Figure 1: Rerunning a typical emulation test with multiple testbench interfaces may not reproduce a failure

The third challenge for exascale debug is the result of the sheer size of today’s SoCs. If the failure can be reproduced and the appropriate debug window can be identified, data must be dumped from the emulator for debug purposes. The volume of data is now in the gigabytes, much more than the megabtyes experienced with older and smaller designs. This raw debug data, typically just the values for state elements, must be expanded into a full dump file with values for all signals. This process may take an hour or more and result in dump files of many gigabytes. Finally, the time to load this data into a waveform-based debug tool has grown from a few minutes to as much as an hour. The longer times to dump, expand, and load debug data can dramatically increase the time to find and fix design errors.

Fortunately, modern emulation technology can provide solutions to all three exascale debug challenges. Root-cause identification can be accelerated if the emulator can stream system-level data such as abstract logs for interfaces, key events, checkers, assertions, and selected signals. Users can leverage this data to narrow down the problem and focus on a specific window of a few million cycles appropriate for waveform debug. Streaming of this high-level data must be continuous through the entire test run (“infinite depth”). Further, the emulation must run without pause to prevent any reduction in throughput.

The best way to reproduce a failure deterministically is for the emulator to record the stimuli from the testbench during the test run. If a failure occurs, the emulation can run the test again by replaying the stimuli file, eliminating any non-determinism due to variations in testbench response. In addition, the emulator should support save and restore so that a test can be rerun from an intermediate point instead of from reset at time zero. Once the users have identified the debug window, emulation can start at the save/restore point closest to this window. As shown in Figure 2, this process speeds up debug by getting to waveforms much more quickly.

Figure 2: Save/restore points rerun shorter tests to dump debug data around the root cause of a failure

Finally, the emulator must support a data dump flow that scales to exascale debug. The raw data must be able to stream from the emulator via a high-speed interface of a terabyte per second or more. High-performance parallel expansion capability must be able to convert raw debug data to complete dump files in a matter of minutes rather than hours. The waveform debug tool must load the dump data efficiently and respond quickly to interactive commands. For example, selecting a signal and adding it to the waveform via drag-and-drop should take less than a second. Effective debug requires both crisp interactive performance and minimal loop time to run a test in emulation and bring the results into the debug tool.

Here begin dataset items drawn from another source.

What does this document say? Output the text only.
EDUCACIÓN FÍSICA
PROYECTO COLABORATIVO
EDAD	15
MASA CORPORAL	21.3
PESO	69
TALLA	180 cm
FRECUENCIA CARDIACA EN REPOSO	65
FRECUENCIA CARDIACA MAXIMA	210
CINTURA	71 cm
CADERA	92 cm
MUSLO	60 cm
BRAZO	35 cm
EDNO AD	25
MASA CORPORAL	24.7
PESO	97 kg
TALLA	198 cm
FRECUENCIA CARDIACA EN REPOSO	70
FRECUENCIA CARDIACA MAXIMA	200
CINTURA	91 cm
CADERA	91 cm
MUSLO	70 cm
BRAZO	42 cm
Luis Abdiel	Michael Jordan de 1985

Synopsys provides an exascale debug solution today with ZeBu Server 4 and Verdi. This combination provides all the solutions described above and has been used on many SoC projects. A case study presented by AMD at the 2017 Design Automation Conference (DAC) provides an example. The AMD team emulated a large graphics IP block in ZeBu while running all non-graphics parts of the SoC on a virtual platform connected to a virtual machine modeling a host PC. They captured all I/O signals so that failing tests could be rerun deterministically in emulation without any of the software virtual models. The team also defined regular restore points from which tests could start for efficient debug.

The era of exascale debug is here, and yesterday’s technology does not scale to address the three key challenges of reducing root-cause time, deterministically reproducing the root cause, and scaling waveform-based debug. A well-proven solution to address these challenges is available today, enabling debug of even the largest SoC designs with the most complex testbenches.